Now, the second problem seems to be alleviated -- at least in part until the new CHP defines a relationship between religion, conservatism, and a secular polity -- the CHP is in a position to compete against the AKP's working model of a socially conservative society in which religiosity is a growing source of political legitimacy.
A fact that is missing to most observers of politics in Muslim countries -- and in fact to most Muslims and Turks -- is that conservatism and religiosity are not conjoined twins. One can be religious and not conservative, or conservative but not religious.
Yet the AKP defines the two as interchangeable in the Turkish context. Take for instance, the story of a young woman in Istanbul of mixed Muslim-Greek Orthodox heritage. This woman told me she had applied for a job with a branch of the AKP-controlled Istanbul municipality. At her job interview the woman was told the AKP government would hire her if she agreed to wear an Islamic-style headscarf. When she responded that she was also Greek-Orthodox, she was told, "You don't need to convert; all you have to do is cover your head."
This exhibits just how the AKP is successfully juxtaposing religiosity with social conservatism. And through this strategy, the party is gaining legitimacy in a mostly religious society while driving conservatism across the board. In order to challenge this strategy and set up a serious alternative to the AKP in the polls, the CHP must de-couple social conservatism from religiosity and thus end the AKP's monopoly over the "the party of religion" brand.

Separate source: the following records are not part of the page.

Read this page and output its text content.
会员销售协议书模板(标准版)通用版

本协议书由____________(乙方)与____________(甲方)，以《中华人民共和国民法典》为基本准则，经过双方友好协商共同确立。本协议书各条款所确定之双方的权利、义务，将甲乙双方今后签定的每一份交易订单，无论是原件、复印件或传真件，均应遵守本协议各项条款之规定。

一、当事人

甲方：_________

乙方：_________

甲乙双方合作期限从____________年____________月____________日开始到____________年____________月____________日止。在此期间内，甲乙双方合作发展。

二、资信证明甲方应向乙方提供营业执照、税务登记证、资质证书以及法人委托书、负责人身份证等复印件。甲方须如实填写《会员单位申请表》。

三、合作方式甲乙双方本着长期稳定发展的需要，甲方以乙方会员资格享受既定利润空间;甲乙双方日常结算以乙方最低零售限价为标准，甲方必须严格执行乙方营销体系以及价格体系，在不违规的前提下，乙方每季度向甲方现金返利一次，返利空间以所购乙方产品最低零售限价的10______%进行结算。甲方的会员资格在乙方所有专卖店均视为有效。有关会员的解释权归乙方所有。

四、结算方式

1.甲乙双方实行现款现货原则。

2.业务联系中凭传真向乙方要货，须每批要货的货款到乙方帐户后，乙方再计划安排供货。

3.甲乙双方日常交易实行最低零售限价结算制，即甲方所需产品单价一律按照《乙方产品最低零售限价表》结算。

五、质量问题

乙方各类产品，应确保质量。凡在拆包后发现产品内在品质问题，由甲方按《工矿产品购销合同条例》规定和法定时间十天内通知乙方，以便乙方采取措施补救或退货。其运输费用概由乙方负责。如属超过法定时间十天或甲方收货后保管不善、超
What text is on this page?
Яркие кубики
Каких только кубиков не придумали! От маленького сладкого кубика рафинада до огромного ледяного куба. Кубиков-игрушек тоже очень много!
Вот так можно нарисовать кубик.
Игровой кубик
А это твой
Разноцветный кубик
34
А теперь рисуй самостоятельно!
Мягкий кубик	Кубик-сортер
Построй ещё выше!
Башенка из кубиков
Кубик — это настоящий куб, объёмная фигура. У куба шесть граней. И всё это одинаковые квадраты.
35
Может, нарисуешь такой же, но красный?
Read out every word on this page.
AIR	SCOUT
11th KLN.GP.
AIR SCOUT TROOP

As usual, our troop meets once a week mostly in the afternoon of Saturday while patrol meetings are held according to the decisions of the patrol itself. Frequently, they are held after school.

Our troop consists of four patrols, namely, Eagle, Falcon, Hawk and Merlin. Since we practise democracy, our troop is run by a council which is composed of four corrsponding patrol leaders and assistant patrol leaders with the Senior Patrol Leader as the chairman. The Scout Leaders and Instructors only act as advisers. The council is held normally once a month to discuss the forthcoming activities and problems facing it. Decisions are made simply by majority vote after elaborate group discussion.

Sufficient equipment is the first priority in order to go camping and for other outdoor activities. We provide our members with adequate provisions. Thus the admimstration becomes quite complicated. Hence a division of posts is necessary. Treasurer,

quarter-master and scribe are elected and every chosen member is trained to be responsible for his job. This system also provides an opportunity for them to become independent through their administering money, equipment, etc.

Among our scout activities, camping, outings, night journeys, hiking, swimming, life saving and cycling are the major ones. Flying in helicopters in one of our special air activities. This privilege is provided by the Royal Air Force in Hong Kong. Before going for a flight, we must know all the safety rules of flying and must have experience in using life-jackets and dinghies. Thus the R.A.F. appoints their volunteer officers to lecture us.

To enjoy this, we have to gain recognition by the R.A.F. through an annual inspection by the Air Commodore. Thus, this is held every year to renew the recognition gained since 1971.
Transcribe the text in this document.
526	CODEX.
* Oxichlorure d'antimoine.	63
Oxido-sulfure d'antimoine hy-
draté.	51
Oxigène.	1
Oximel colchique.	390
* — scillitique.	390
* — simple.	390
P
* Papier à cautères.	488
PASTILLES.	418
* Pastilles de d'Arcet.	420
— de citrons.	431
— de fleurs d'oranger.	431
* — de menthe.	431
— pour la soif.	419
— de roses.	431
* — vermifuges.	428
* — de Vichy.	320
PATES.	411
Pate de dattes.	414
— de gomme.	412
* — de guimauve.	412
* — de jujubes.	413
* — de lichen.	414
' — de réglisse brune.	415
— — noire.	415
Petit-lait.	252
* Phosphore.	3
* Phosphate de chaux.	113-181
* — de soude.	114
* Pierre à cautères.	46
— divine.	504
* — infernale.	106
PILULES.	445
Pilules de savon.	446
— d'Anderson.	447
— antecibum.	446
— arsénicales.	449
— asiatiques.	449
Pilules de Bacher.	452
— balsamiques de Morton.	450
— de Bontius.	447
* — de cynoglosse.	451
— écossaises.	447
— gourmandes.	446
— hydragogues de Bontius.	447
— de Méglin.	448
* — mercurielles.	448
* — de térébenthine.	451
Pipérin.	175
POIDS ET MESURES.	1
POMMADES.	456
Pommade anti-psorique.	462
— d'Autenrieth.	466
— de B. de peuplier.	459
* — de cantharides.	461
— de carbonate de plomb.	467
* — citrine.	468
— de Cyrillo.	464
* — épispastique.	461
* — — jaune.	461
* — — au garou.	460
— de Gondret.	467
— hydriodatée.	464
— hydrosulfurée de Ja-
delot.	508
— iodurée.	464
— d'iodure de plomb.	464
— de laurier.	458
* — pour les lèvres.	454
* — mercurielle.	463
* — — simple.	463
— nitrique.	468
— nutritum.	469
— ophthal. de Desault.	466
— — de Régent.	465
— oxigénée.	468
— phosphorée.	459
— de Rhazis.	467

This way, Mr. Kilicdaroglu's New Kemalism can uphold the separation of religion and government, while taking advantage of the distinction between social conservatism and religiosity. Turks are by definition a religious people; opinion polls show that over 90 percent of Turks believe in God. The CHP has to make peace with this fact, adjusting its vision of secularism to accommodate religious practice. Yet, at the same time, New Kemalism ought to be clear on social conservatism. While there is nothing wrong with social conservatism per se, when imposed by a government -- as demonstrated by the experience of the aforementioned Muslim-Greek Orthodox woman -- it is incompatible with the idea of liberal Western society New Kemalism wishes to represent.
In other words, the CHP has to reinvent itself as the party of secularism, to find a place where it can be at peace with religion, but also promote socially liberal values. Then, Mr. Kilicdaroglu would not only be in a position to challenge the AKP but also bask in the glory of achieving a first for a political party in any Muslim society, unhitching religiosity and social conservatism. With this, Mr. Kilicdaroglu's New Kemalism would also open the path for a liberal-religious polity in a predominantly Muslim society. This is indeed a tall order, but then it is the only way the CHP can win the forthcoming election.
Soner Cagaptay is director of the Turkish Research Program at the Washington Institute for Near East Policy.